“The Greatest and Finest Atlas ever Published”, by Joan Blaeu, Taschen, Barnes & Noble, New York, Sept. 2006, 416 pages, introduction and text by Peter van der Krogt
ISBN 0760782067, on sale at BarnesandNoble.com for $24.98 plus shipping. Actually, Barnes & Noble has two versions of this book for sale. The original Taschen America volume has 593 pages and is a slightly larger size, ISBN 3822831255. They’ll be happy to send you a copy for $200.00 plus shipping. Both are printed in gorgeous color, in China, of course, so take your pick. Since your reviewer is unable to pass up a bargain map book, you know which he chose. It weighs upwards of five lbs. so it’s another giant book for your lower bookshelves. The modestly priced volume measures 13-1/2 inches tall by 9 inches by 1-3/4 inches thick. How they can print such a book and sell it for this price is amazing.

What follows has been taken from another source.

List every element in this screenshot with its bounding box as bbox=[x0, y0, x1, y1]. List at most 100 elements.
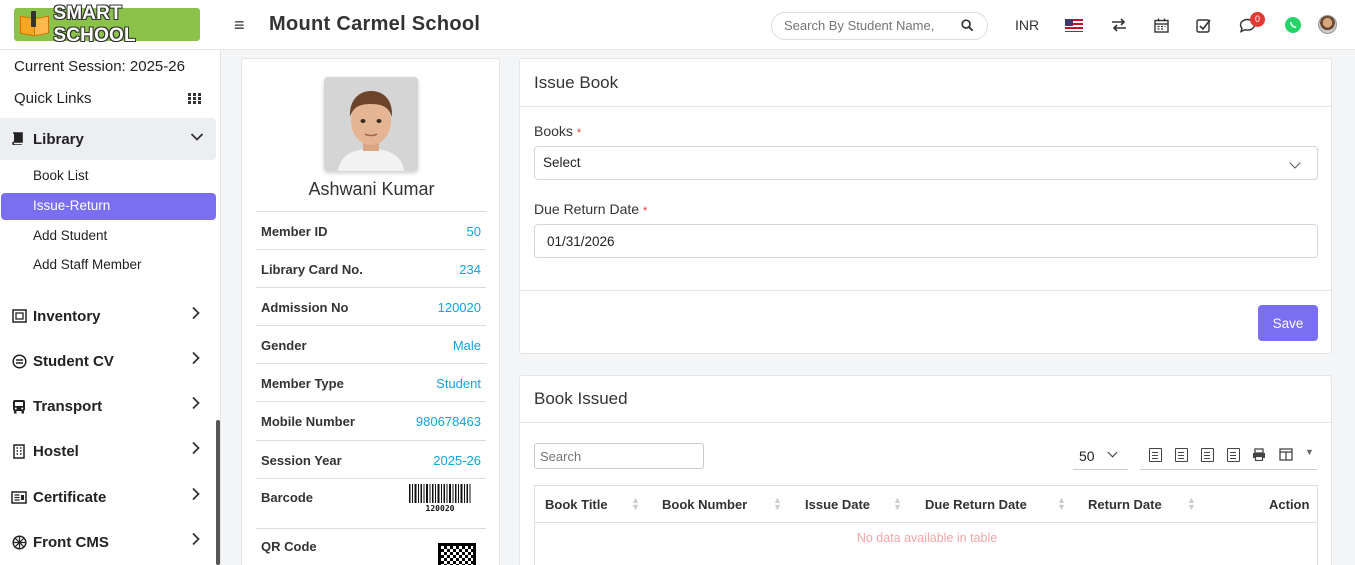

Anyway, Peter van der Krogt is a great bear of a guy from the University of Utrecht, an expert on globes and Dutch atlases. If you ever visit him in his hometown of Delfft be sure he takes you for Dutch waffles with raisins. Delicious. He showed me the original Blaeu atlas in 11 volumes in Utrecht several years ago. I suspect that now these would be available for something like a cool million bucks, but not from Barnes & Noble.
Peter’s overview of this atlas and the times when it was produced is worth the price of this book alone. Be prepared for a number of double page maps. There are 33 maps of the Americas and naturally 6 times that number of Europe. Hey, folks, this was 350 years ago, and who did you think would buy the originals? All pages are in color from the copy in the Austrian National Library in Vienna. The colors are vivid, maybe too vivid for most surviving copies. We get the words of Joan Blaeu translated into English, German and French and additional discussion where necessary. Even if you don’t collect Blaeu this book would make an excellent present to interest a child in maps. Why not donate a copy to your local library? How better to spend $25?